One of the elements of collaborative care in the studies described in this Highlight was a simple form of psychosocial therapy called behavioural activation.
In fact, when researchers in one study analysed which elements of collaborative care seemed to have most effect on patients’ depression symptoms, they found that it was behavioural activation that had the biggest impact, even though in this trial it was delivered in a simple, low-intensity form.
Behavioural activation (BA) is a therapy that encourages patients with depression to approach activities they may have been avoiding. With a therapist, patients define goals and ‘activity schedules’. The rationale is that depression is a consequence of avoiding particular activities or situations. It is similar to cognitive behavioural therapy (CBT), but does not focus on analysing thought patterns, but rather on encouraging an increase in activity. At the moment, NICE recommends behavioural activation for mild to moderate depression, with the caveat that the evidence base is less strong than for CBT.
BA is of interest because it can be delivered by more junior mental health workers than CBT. If it is as effective as CBT, then it could be a cost-effective way of increasing access to therapies for people with depression – but up until now, there has not been sufficient evidence to show this.
The NIHR has supported new research which may help fill some of this evidence gap. This large trial found that behavioural activation was no less effective than the more commonly used CBT in treating depression. The study recruited over 400 adults, all of whom were suffering from depression, and randomly allocated them to receive either CBT or BA. In both cases, participants received up to 20 sessions over a period of 16 weeks. The CBT was delivered by qualified psychotherapists with additional qualifications in CBT. The BA was delivered by junior mental health workers, who had received previous training in delivering self-help interventions together with five additional days of specific BA training. They had no professional mental health qualifications. However, BA in this study was a more intensive therapy than that delivered in the collaborative care trials discussed elsewhere in this Highlight.
After 12 months, both groups of patients reported that their depression symptoms had reduced, by a similar amount. Patients who had received BA also showed no difference in recovery from symptoms of anxiety compared to those who had received CBT. Around two thirds of patients in both groups demonstrated recovery from depression or response to treatment.

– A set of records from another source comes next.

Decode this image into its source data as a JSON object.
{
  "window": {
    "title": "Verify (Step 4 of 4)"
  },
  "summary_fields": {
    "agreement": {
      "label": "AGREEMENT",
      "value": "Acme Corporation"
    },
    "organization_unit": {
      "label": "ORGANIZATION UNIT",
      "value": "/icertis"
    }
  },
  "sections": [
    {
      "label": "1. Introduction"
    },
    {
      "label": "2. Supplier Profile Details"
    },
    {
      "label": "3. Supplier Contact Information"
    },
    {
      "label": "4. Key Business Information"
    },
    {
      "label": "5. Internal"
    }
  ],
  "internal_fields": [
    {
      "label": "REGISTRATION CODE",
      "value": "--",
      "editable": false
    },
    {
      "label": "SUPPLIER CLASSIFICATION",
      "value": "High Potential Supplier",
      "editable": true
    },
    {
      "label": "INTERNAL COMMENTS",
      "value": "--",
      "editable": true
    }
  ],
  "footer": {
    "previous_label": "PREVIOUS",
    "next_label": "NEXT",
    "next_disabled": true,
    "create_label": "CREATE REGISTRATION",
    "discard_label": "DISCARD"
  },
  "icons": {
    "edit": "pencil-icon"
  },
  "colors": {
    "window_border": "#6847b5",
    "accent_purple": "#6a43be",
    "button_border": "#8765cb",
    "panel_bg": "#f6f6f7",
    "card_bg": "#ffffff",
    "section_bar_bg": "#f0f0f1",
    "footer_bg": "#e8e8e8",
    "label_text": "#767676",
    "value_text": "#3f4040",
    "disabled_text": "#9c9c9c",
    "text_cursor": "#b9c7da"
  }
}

This is the largest trial of BA to date, was well-designed and implemented, and offers promising results. There may be some limitations – for example, many patients in both groups were also using anti-depressants, which could affect their response to the therapies. The study also excluded patients who had primary alcohol or drug problems, so we don’t know if BA would work for these groups.
Behavioural activation can be delivered by more junior mental health workers, who have been trained in the therapy but don’t necessarily have formal mental health qualifications. The study found that BA is likely to be cost-effective compared to CBT, according to the standard measures used by decision-makers such as NICE. This underlines the potential of BA for increasing access to therapy in a cost-effective way.
“Patient choice and collaboration are highly associated with recovery so you can help people better if you can provide them with a choice of treatments that are evidence based.” Jamie Short, Psychological Wellbeing Practitioner.